Ik loop op een van de weinige voedselarme gronden van Almere en mijn oog valt op een nietig klein wit bloempje; stijve ogentroost (Euphrasia stricta). Het is zo fraai getekend dat het zien van de bloem al troost geeft. Maar zo komt hij niet aan de naam.
In de middeleeuwen ontstond de signatuurleer. Men dacht dat de medische toepasbaarheid van planten af te lezen was van de vorm van de plant. Een aftreksel van longkruid, met de vlekkerige bladeren was goed voor de luchtwegen, walnoten goed voor de hersenen. De witte bloem met rood-paarse beadering lijkt op een ontstoken oog. Het aftreksel moest daarom wel goed zijn voor de ogen. Bij de schepping zou onze lieve heer deze boodschappen in de vorm hebben verpakt. Wetenschappelijke bewijs was niet nodig, het gaat immers om geloof.

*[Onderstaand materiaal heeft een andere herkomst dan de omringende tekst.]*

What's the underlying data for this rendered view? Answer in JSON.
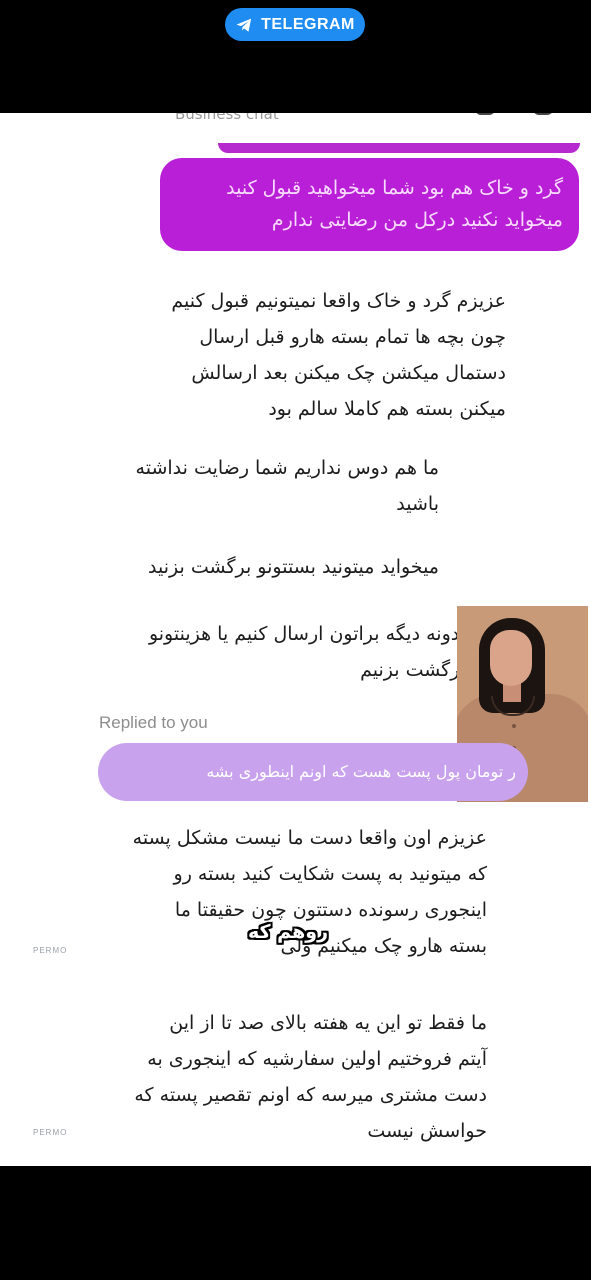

Als je op internet zoekt naar oogaandoeningen en euphrasia kom je al snel in de wereld van de homeopathie. Je kan zelfs lezen over onderzoek. Natuurlijk geen dubbelblind onderzoek waarbij een groep mensen het middel krijgt toegediend en een andere groep mensen een nepmiddel (de term dubbelblind slaat op het feit dat zowel de arts/onderzoeker als de patiënt geen weet heeft welk middel is toegediend). Nee, het onderzoek was veel eenvoudiger: een groep mensen kreeg euphrasia druppels en na een week werd de patiënt gevraagd of het inmiddels beter ging. Dat doet me denken aan de dokter die een middel voorschrijft. De patiënt vraagt of het wel echt helpt. “Met dit middel bent u er met een week vanaf, zonder dit middel duurt het wel 7 dagen!”
Bij dubbelblind onderzoek (binnen clinical trials) wordt het sterke placebo-effect uitgesloten. Als een middel echt helpt, moet er een meetbaar verschil zijn tussen de groep die het echte middel heeft gekregen en de groep met het nepmiddel. Doordat patiënt en toediener niet weet tot welke groep zij behoren, kan suggestie geen rol in de uitkomsten spelen. Ook elimineer je het effect dat kwalen en aandoeningen ook vanzelf kunnen overgaan.
De stijve ogentroost is kenmerkend voor voedselarme gronden. De essentiele stoffen die ze zelf niet uit de bodem kunnen halen, stelen ze van andere planten (o.a. grassen) die dat wel kunnen. Via de wortels parasiteren zij op andere planten. Omdat de ogentroost zelf wel bladgroen heeft en dus via fotosynthese een flink aantal essentiele bouwstoffen kan maken, noemen we de plant een halfparasiet. Kortom, zie je de ogentroost, dan weet je dat je op voedselarme grond bent. Op rijke bodems verliest de ogentroost de concurrentie met planten die zelf alle bouwstoffen uit de grond en de lucht kunnen halen.
Zin of onzin, ik krijg troost als ik mijn oog op dit mooie nietige plantje laat vallen. Bij gevoel en emotie mag wat mij betreft best wel een portie placebo zijn effect doen.